The same thing goes for airplanes. We could fully automate air travel right now; pilots only monitor the systems during most of the flight, and the advent of NextGen RNAV and RNP navigation procedures makes it possible for the flight management system in the cockpit to fly the aircraft more precisely than the pilots can. Air traffic control technology is heading in the same direction. However, very few people would be willing to turn their safety over to automated systems that suffer no consequences for making mistakes. At least the human crews, even though they themselves are sometimes the cause of accidents, have self preservation as a goal.
The best combination is to always have a human in charge, but let automation assist him where it makes sense.
>> The best combination is to always have a human in charge, but let automation assist him where it makes sense.

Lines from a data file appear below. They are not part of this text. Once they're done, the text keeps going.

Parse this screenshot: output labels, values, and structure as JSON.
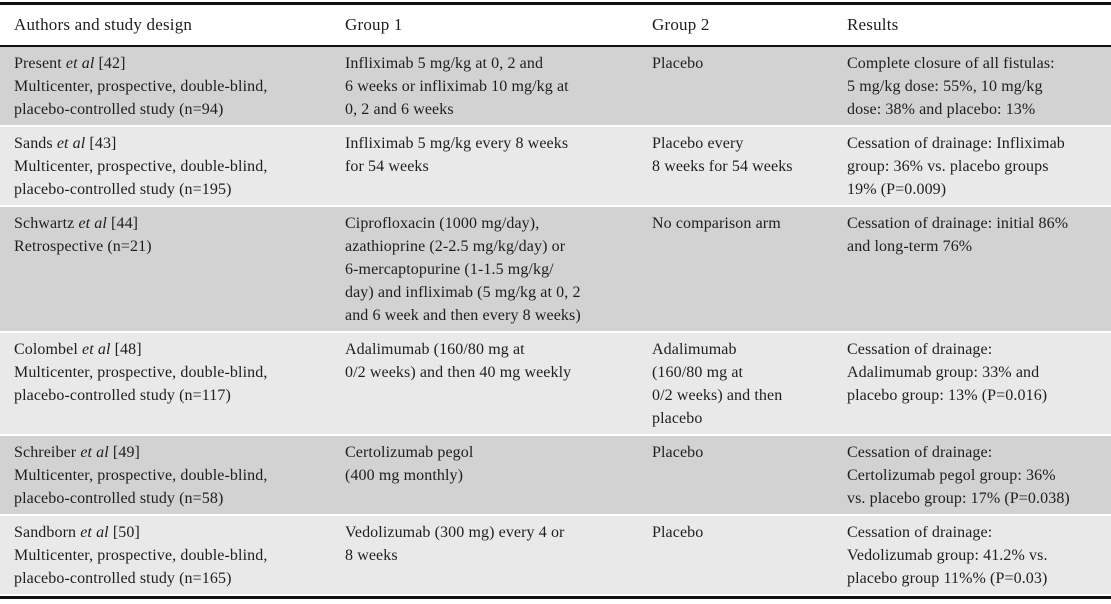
{
  "theme": {
    "row_shade_dark": "#d2d2d2",
    "row_shade_light": "#e9e9e9",
    "rule_color": "#111111",
    "text_color": "#1e1e1e",
    "background": "#ffffff"
  },
  "table": {
    "columns": [
      "Authors and study design",
      "Group 1",
      "Group 2",
      "Results"
    ],
    "rows": [
      {
        "author": "Present ",
        "etal": "et al",
        "ref": " [42]",
        "design": [
          "Multicenter, prospective, double-blind,",
          "placebo-controlled study (n=94)"
        ],
        "group1": [
          "Infliximab 5 mg/kg at 0, 2 and",
          "6 weeks or infliximab 10 mg/kg at",
          "0, 2 and 6 weeks"
        ],
        "group2": [
          "Placebo"
        ],
        "results": [
          "Complete closure of all fistulas:",
          "5 mg/kg dose: 55%, 10 mg/kg",
          "dose: 38% and placebo: 13%"
        ]
      },
      {
        "author": "Sands ",
        "etal": "et al",
        "ref": " [43]",
        "design": [
          "Multicenter, prospective, double-blind,",
          "placebo-controlled study (n=195)"
        ],
        "group1": [
          "Infliximab 5 mg/kg every 8 weeks",
          "for 54 weeks"
        ],
        "group2": [
          "Placebo every",
          "8 weeks for 54 weeks"
        ],
        "results": [
          "Cessation of drainage: Infliximab",
          "group: 36% vs. placebo groups",
          "19% (P=0.009)"
        ]
      },
      {
        "author": "Schwartz ",
        "etal": "et al",
        "ref": " [44]",
        "design": [
          "Retrospective (n=21)"
        ],
        "group1": [
          "Ciprofloxacin (1000 mg/day),",
          "azathioprine (2-2.5 mg/kg/day) or",
          "6-mercaptopurine (1-1.5 mg/kg/",
          "day) and infliximab (5 mg/kg at 0, 2",
          "and 6 week and then every 8 weeks)"
        ],
        "group2": [
          "No comparison arm"
        ],
        "results": [
          "Cessation of drainage: initial 86%",
          "and long-term 76%"
        ]
      },
      {
        "author": "Colombel ",
        "etal": "et al",
        "ref": " [48]",
        "design": [
          "Multicenter, prospective, double-blind,",
          "placebo-controlled study (n=117)"
        ],
        "group1": [
          "Adalimumab (160/80 mg at",
          "0/2 weeks) and then 40 mg weekly"
        ],
        "group2": [
          "Adalimumab",
          "(160/80 mg at",
          "0/2 weeks) and then",
          "placebo"
        ],
        "results": [
          "Cessation of drainage:",
          "Adalimumab group: 33% and",
          "placebo group: 13% (P=0.016)"
        ]
      },
      {
        "author": "Schreiber ",
        "etal": "et al",
        "ref": " [49]",
        "design": [
          "Multicenter, prospective, double-blind,",
          "placebo-controlled study (n=58)"
        ],
        "group1": [
          "Certolizumab pegol",
          "(400 mg monthly)"
        ],
        "group2": [
          "Placebo"
        ],
        "results": [
          "Cessation of drainage:",
          "Certolizumab pegol group: 36%",
          "vs. placebo group: 17% (P=0.038)"
        ]
      },
      {
        "author": "Sandborn ",
        "etal": "et al",
        "ref": " [50]",
        "design": [
          "Multicenter, prospective, double-blind,",
          "placebo-controlled study (n=165)"
        ],
        "group1": [
          "Vedolizumab (300 mg) every 4 or",
          "8 weeks"
        ],
        "group2": [
          "Placebo"
        ],
        "results": [
          "Cessation of drainage:",
          "Vedolizumab group: 41.2% vs.",
          "placebo group 11%% (P=0.03)"
        ]
      }
    ]
  }
}
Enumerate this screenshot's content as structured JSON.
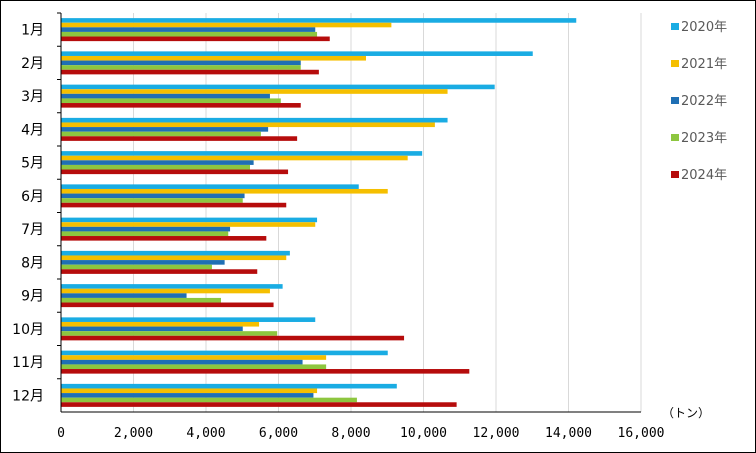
{
  "chart_data": {
    "type": "bar",
    "orientation": "horizontal",
    "categories": [
      "1月",
      "2月",
      "3月",
      "4月",
      "5月",
      "6月",
      "7月",
      "8月",
      "9月",
      "10月",
      "11月",
      "12月"
    ],
    "series": [
      {
        "name": "2020年",
        "color": "#1AACE3",
        "values": [
          14200,
          13000,
          11950,
          10650,
          9950,
          8200,
          7050,
          6300,
          6100,
          7000,
          9000,
          9250
        ]
      },
      {
        "name": "2021年",
        "color": "#F5BF00",
        "values": [
          9100,
          8400,
          10650,
          10300,
          9550,
          9000,
          7000,
          6200,
          5750,
          5450,
          7300,
          7050
        ]
      },
      {
        "name": "2022年",
        "color": "#1F6FB4",
        "values": [
          7000,
          6600,
          5750,
          5700,
          5300,
          5050,
          4650,
          4500,
          3450,
          5000,
          6650,
          6950
        ]
      },
      {
        "name": "2023年",
        "color": "#8DC63F",
        "values": [
          7050,
          6600,
          6050,
          5500,
          5200,
          5000,
          4600,
          4150,
          4400,
          5950,
          7300,
          8150
        ]
      },
      {
        "name": "2024年",
        "color": "#B60C0C",
        "values": [
          7400,
          7100,
          6600,
          6500,
          6250,
          6200,
          5650,
          5400,
          5850,
          9450,
          11250,
          10900
        ]
      }
    ],
    "xlim": [
      0,
      16000
    ],
    "xticks": [
      "0",
      "2,000",
      "4,000",
      "6,000",
      "8,000",
      "10,000",
      "12,000",
      "14,000",
      "16,000"
    ],
    "unit": "（トン）",
    "grid": true,
    "legend_position": "right"
  }
}
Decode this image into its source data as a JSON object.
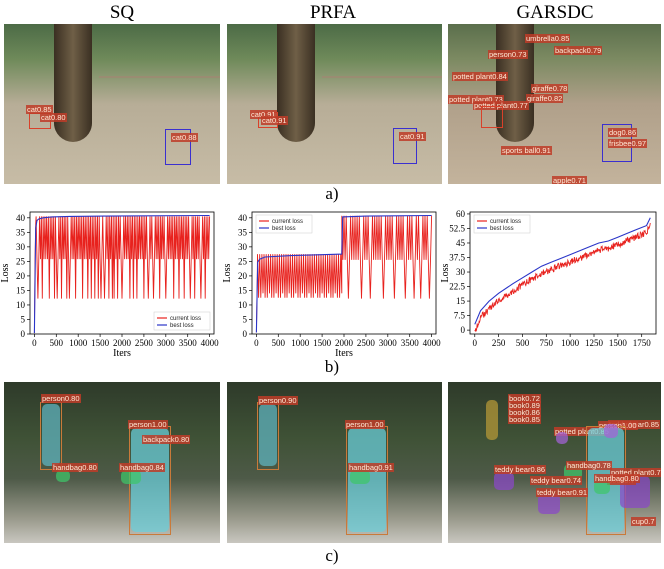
{
  "column_titles": [
    "SQ",
    "PRFA",
    "GARSDC"
  ],
  "captions": {
    "a": "a)",
    "b": "b)",
    "c": "c)"
  },
  "row_a": {
    "sq": [
      "cat|0.85",
      "cat|0.80",
      "cat|0.88"
    ],
    "prfa": [
      "cat|0.91",
      "cat|0.91",
      "cat|0.91"
    ],
    "garsdc": [
      "umbrella|0.85",
      "backpack|0.79",
      "person|0.73",
      "potted plant|0.84",
      "giraffe|0.78",
      "potted plant|0.73",
      "giraffe|0.82",
      "potted plant|0.77",
      "dog|0.86",
      "frisbee|0.97",
      "sports ball|0.91",
      "apple|0.71"
    ]
  },
  "row_c": {
    "sq": [
      "person|0.80",
      "person|1.00",
      "backpack|0.80",
      "handbag|0.80",
      "handbag|0.84"
    ],
    "prfa": [
      "person|0.90",
      "person|1.00",
      "handbag|0.91"
    ],
    "garsdc": [
      "book|0.72",
      "book|0.89",
      "book|0.86",
      "book|0.85",
      "teddy bear|0.85",
      "potted plant|0.85",
      "person|1.00",
      "teddy bear|0.86",
      "handbag|0.78",
      "teddy bear|0.74",
      "potted plant|0.7",
      "book|0.7",
      "teddy bear|0.91",
      "handbag|0.80",
      "cup|0.7"
    ]
  },
  "chart_data": [
    {
      "type": "line",
      "panel": "SQ",
      "xlabel": "Iters",
      "ylabel": "Loss",
      "xlim": [
        -100,
        4100
      ],
      "ylim": [
        0,
        42
      ],
      "xticks": [
        0,
        500,
        1000,
        1500,
        2000,
        2500,
        3000,
        3500,
        4000
      ],
      "yticks": [
        0,
        5,
        10,
        15,
        20,
        25,
        30,
        35,
        40
      ],
      "legend": "bottom-right",
      "series": [
        {
          "name": "current loss",
          "color": "#e8221e",
          "pattern": "oscillating",
          "upper": 40.5,
          "lower": 25.8,
          "dip_value": 12.2,
          "dips_at": [
            80,
            180,
            330,
            460,
            520,
            610,
            730,
            800,
            930,
            1100,
            1210,
            1300,
            1380,
            1450,
            1520,
            1600,
            1700,
            1780,
            1820,
            1900,
            2000,
            2180,
            2260,
            2340,
            2500,
            2600,
            2720,
            2850,
            3000,
            3180,
            3300,
            3420,
            3560,
            3650,
            3800,
            3900
          ]
        },
        {
          "name": "best loss",
          "color": "#2a35c8",
          "pattern": "monotone",
          "x": [
            0,
            30,
            60,
            100,
            200,
            400,
            800,
            1600,
            4000
          ],
          "y": [
            0.3,
            36.5,
            39.1,
            39.6,
            40.0,
            40.3,
            40.5,
            40.6,
            40.8
          ]
        }
      ]
    },
    {
      "type": "line",
      "panel": "PRFA",
      "xlabel": "Iters",
      "ylabel": "Loss",
      "xlim": [
        -100,
        4100
      ],
      "ylim": [
        0,
        42
      ],
      "xticks": [
        0,
        500,
        1000,
        1500,
        2000,
        2500,
        3000,
        3500,
        4000
      ],
      "yticks": [
        0,
        5,
        10,
        15,
        20,
        25,
        30,
        35,
        40
      ],
      "legend": "top-left",
      "series": [
        {
          "name": "current loss",
          "color": "#e8221e",
          "pattern": "two-regime",
          "phase1_range": [
            0,
            1950
          ],
          "phase1_upper": 27.5,
          "phase1_lower": 12.5,
          "phase2_range": [
            1950,
            4000
          ],
          "phase2_upper": 40.7,
          "phase2_lower": 25.5,
          "dip_value": 12.2,
          "dips_at": [
            2100,
            2400,
            2600,
            2900,
            3150,
            3400,
            3600,
            3750,
            3950
          ]
        },
        {
          "name": "best loss",
          "color": "#2a35c8",
          "pattern": "monotone",
          "x": [
            0,
            30,
            80,
            200,
            800,
            1500,
            1950,
            1970,
            2500,
            4000
          ],
          "y": [
            0.5,
            24.8,
            25.8,
            26.5,
            27.0,
            27.3,
            27.5,
            40.3,
            40.6,
            40.8
          ]
        }
      ]
    },
    {
      "type": "line",
      "panel": "GARSDC",
      "xlabel": "",
      "ylabel": "Loss",
      "xlim": [
        -50,
        1900
      ],
      "ylim": [
        -2,
        61
      ],
      "xticks": [
        0,
        250,
        500,
        750,
        1000,
        1250,
        1500,
        1750
      ],
      "yticks": [
        0,
        7.5,
        15,
        22.5,
        30,
        37.5,
        45,
        52.5,
        60
      ],
      "legend": "top-left",
      "series": [
        {
          "name": "current loss",
          "color": "#e8221e",
          "pattern": "noisy-rising",
          "x": [
            0,
            60,
            150,
            250,
            400,
            500,
            600,
            700,
            800,
            900,
            1000,
            1100,
            1200,
            1300,
            1400,
            1500,
            1600,
            1700,
            1800,
            1840
          ],
          "y": [
            1,
            8,
            13,
            17,
            22,
            25,
            28,
            31,
            33,
            35,
            37,
            39,
            41,
            43,
            44,
            46,
            48,
            50,
            52,
            57
          ]
        },
        {
          "name": "best loss",
          "color": "#2a35c8",
          "pattern": "monotone",
          "x": [
            0,
            60,
            150,
            250,
            400,
            500,
            600,
            700,
            800,
            900,
            1000,
            1100,
            1200,
            1300,
            1400,
            1500,
            1600,
            1700,
            1800,
            1840
          ],
          "y": [
            3,
            10,
            15,
            19,
            24,
            27,
            30,
            33,
            35,
            37,
            39,
            41,
            43,
            45,
            46,
            48,
            50,
            52,
            54,
            58
          ]
        }
      ]
    }
  ]
}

Didn’t we already have that with self-driving cars that the human was still supposed to be paying attention in?
To be honest, after seeing the videos of the cars and trucks crashing into each other in I81 yesterday or the day before, I am totally uninterested in automated tractor trailers.
Yes, I know they plan to only put them where the weather is foreseeable, but I recall at incident when a plane was forced to land on the Hudson River... 155 people were very grateful for the human “drivers”!
Automating some things certainly; electric starters instead of hand cranks, electronic ignition instead of manual spark advance, automatic chokes instead of manual, intermittent wipers, etc.
On the other hand, the great idea of an automatic transmission didn't make for better drivers but instead allowed worse drivers to get behind the wheel.
The more automobile functions are automated, the more ID-10-Ts get behind the wheel and behave like semi-passengers instead of drivers.